ALONGSIDE diplomats and aid workers, foreign correspondents, among others, know a thing or two about failed states. Most of us have worked often enough in such places and watched people there struggle against the odds to recognise the all-too-familiar signs.
Some countries fail spectacularly, of course, with a total collapse of state institutions. Think of Afghanistan after the Soviet withdrawal or Somalia and Sierra Leone in Africa, where decades-long civil wars meant the governments in both countries ceased to exist altogether at one point.
Almost everyone reading this if asked to name two or three failed states could probably do so based on the familiar characteristics that prevail in such countries.
While there’s no internationally agreed upon definition of what a failed state is, it usually means they can no longer perform basic functions such as security and governance.
It’s often measured, too, by the behaviour of ruling elites; social divisions; economic inequality; emigration; state legitimacy; public services; human rights and the rule of law. In other words, a failed state is composed of feeble and flawed institutions. Which brings me to the UK.
Writing in the Daily Mirror recently, one of its senior political journalists made the point that over the next few weeks, 0.34% of the UK’s population will get to decide who is the country’s next prime minister.
As the Tory leadership election brews, the article cited recent research at Queen Mary University of London, highlighting how the Tory membership lives predominantly in the south-west, south-east and east of England. It is also overwhelmingly white (99%), male (70%), with 86% categorised as ABC1s with more education and better-paid jobs, and 72% aged over 45.

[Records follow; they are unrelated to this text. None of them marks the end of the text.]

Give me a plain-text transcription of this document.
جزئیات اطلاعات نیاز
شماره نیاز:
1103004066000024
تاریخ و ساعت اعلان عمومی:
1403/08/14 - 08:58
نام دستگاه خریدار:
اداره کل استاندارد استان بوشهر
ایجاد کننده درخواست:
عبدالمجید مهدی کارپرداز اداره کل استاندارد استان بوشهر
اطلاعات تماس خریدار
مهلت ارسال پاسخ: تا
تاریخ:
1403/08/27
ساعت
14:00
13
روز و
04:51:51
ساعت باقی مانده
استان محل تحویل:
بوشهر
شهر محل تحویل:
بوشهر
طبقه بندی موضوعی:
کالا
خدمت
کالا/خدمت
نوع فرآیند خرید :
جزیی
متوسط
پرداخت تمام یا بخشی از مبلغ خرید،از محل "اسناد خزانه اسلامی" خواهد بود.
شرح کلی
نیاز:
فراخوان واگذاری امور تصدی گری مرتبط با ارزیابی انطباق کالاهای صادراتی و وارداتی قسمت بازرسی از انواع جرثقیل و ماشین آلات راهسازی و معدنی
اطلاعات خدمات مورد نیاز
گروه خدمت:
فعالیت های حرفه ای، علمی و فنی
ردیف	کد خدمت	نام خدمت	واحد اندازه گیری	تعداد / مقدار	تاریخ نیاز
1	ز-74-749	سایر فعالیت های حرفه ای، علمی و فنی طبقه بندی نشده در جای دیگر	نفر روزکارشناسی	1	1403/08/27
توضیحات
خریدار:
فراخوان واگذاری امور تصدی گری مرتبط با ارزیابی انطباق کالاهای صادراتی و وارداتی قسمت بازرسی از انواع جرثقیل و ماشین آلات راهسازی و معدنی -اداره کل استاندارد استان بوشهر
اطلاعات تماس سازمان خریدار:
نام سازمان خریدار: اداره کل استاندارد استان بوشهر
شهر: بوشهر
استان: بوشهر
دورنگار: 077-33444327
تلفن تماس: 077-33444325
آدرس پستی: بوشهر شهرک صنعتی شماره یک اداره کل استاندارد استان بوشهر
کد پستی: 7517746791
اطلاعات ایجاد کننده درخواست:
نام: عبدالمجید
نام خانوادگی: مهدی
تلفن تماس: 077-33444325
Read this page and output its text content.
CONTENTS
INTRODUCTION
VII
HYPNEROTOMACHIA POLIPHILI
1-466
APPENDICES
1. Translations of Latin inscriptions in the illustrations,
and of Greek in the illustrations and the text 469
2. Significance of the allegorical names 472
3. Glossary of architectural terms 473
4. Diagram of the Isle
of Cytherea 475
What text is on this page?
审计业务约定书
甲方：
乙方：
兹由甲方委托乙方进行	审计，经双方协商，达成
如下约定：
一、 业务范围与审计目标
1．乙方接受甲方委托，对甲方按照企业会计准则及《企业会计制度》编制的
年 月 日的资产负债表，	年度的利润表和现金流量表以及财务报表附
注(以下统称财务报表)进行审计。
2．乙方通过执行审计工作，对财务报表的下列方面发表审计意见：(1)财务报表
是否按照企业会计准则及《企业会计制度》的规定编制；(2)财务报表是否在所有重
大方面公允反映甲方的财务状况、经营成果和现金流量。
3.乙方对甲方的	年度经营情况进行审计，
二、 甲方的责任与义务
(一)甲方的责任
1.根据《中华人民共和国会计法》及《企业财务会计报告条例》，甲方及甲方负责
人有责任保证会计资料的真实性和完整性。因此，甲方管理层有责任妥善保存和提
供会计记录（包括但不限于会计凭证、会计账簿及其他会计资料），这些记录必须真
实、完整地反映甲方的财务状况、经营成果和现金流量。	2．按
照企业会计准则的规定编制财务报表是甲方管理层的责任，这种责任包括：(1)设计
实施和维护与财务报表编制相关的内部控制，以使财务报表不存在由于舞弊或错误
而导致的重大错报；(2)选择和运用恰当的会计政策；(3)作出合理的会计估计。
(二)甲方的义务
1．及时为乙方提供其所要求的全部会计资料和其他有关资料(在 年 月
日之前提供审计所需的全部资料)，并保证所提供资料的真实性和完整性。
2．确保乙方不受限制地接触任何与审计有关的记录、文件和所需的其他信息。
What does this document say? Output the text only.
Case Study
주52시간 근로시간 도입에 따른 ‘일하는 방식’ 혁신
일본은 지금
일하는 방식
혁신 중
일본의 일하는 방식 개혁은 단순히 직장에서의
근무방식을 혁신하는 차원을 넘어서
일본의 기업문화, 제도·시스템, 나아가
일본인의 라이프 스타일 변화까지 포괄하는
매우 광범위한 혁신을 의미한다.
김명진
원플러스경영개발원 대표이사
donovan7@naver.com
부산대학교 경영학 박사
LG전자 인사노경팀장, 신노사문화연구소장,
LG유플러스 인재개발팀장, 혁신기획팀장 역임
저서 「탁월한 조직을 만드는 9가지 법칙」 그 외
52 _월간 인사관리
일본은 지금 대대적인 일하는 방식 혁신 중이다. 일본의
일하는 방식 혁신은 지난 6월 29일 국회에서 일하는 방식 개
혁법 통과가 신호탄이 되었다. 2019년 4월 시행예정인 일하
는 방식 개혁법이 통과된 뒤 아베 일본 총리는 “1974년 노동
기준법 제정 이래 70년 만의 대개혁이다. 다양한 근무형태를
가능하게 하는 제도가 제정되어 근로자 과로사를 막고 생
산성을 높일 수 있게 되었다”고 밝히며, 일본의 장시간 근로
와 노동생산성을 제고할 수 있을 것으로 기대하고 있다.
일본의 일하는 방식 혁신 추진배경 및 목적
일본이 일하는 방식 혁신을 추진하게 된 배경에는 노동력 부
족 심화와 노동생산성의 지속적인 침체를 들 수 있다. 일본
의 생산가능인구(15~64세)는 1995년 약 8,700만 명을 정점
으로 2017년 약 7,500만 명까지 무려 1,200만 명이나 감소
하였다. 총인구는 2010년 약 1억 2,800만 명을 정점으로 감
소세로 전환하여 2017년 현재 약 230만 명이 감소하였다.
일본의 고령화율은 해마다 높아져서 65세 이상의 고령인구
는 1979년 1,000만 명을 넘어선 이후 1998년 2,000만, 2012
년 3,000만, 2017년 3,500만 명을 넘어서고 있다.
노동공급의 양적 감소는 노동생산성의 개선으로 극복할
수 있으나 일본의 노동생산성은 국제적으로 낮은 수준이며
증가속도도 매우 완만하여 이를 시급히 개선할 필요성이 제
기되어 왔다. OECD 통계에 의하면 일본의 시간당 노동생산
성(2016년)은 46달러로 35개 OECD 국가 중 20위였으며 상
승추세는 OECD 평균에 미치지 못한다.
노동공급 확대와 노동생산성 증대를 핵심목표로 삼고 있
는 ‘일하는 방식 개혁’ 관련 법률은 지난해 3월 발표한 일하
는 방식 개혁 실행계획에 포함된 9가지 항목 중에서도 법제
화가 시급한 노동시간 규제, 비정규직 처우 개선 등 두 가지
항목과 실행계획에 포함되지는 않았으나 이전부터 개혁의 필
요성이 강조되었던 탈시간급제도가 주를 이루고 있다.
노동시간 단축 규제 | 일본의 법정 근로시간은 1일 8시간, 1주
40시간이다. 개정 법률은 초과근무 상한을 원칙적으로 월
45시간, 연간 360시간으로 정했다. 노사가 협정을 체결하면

In other words, as the article’s writer wryly observes, the UK’s future “is in the hands of gerontocracy that is barely represented in the north of England or Wales, has a minimal presence in Scotland, has almost no working-class base and is insulated from deprivation”.
That’s quite a thought and I couldn’t agree more with the writer that any other country electing its leader in this way would most likely be deemed a failed state.
This seemingly unlikely idea of the UK becoming a failed state also cropped up this week in a conversation I had with someone who spent decades working for the Foreign and Commonwealth Office (FCO).
Having operated in a few failed states, the person was at pains to point out that similar traits and symptoms were already identifiable right here in our own backyard and the idea of the UK slipping in that direction was not as daft at it might sound.
We had got on to the subject of the UK’s current global standing in the wake of the news that Kim Darroch, Britain’s ambassador to the US, had resigned following the recent leak of diplomatic cables critical of Donald Trump and his administration.
Needless to say, the response within the Tory ranks was wholly predictable, with the likes of Boris Johnson and others more than willing to throw a respected diplomat under a bus simply to protect their own political ambitions.
If ever there was a stark illustration of the self-serving nature of the current UK Tory elite and the dysfunctional way they run the country’s key institutions, then this was it.
No wonder morale at the FCO is rock bottom and the sense of being rudderless, ignored or even despised prevails, when government politicians are only too happy to see someone like Darroch take the bullet for telling it like it is.
This, too, before we even get to the crucial question of who leaked the diplomatic memos – and why?
In its Brexit frenzy, Britain almost daily displays some of the characteristics synonymous with becoming a failed state. The idea that one of the world’s most successful nations might inexorably be drifting in that direction will seem implausible and laughable to many, but it’s worth taking a closer look.
If one definition of a failed state is a state that still exists but whose central government is so powerless that it loses control over its territory, fails to deliver public services and allows “non-state actors” to increasingly influence, if not take control, then Britain is well on its way.
That Brexit could lead to the break-up of the Union goes without saying. That the Government’s iniquitous “I’m alright, Jack”
attitude is constantly being underscored is a reality, just as malign non-state political players are also a reality on the UK’s streets. More and more of the UK’s citizens no longer believe that their government is really legitimate – yet another characteristic of a country on the road to failing.
IF you don’t believe me, listen to the global organisation whose task it is to monitor such things. Just a few months ago, the results of the annual Fragile States Index was published. Five countries made the rankings as this year’s “most worsened”.
While Venezuela and Brazil tied for the undesirable first place, the others who performed worst this year were Nicaragua, Togo and yes, you guessed it, the UK.
As the index in its summary report emphasised, even in high-functioning societies, it’s easy to find governments that are “every bit as clueless, corrupt and just plain incompetent as the most infamous underperformers on our annual list”.
Indeed it makes clear, too, that the very fact that these leadership failures are going on in more privileged environments like the UK suggests a greater degree of failure.
So much of UK politics right now is inhabited by a sense of arrogance and superiority and nowhere more so than in the Tory government’s own ranks. The fact that their inept and inadequate performance is increasingly akin to the flaws and feebleness of failed states is no coincidence.
This no longer is the Great Britain they imagine it to be. Instead, it’s a failing state lashing out with its last deluded and toxic kicks of a bygone notion of empire. Here in Scotland we must ensure that those responsible for such recklessness are sent packing and pay a heavy political price.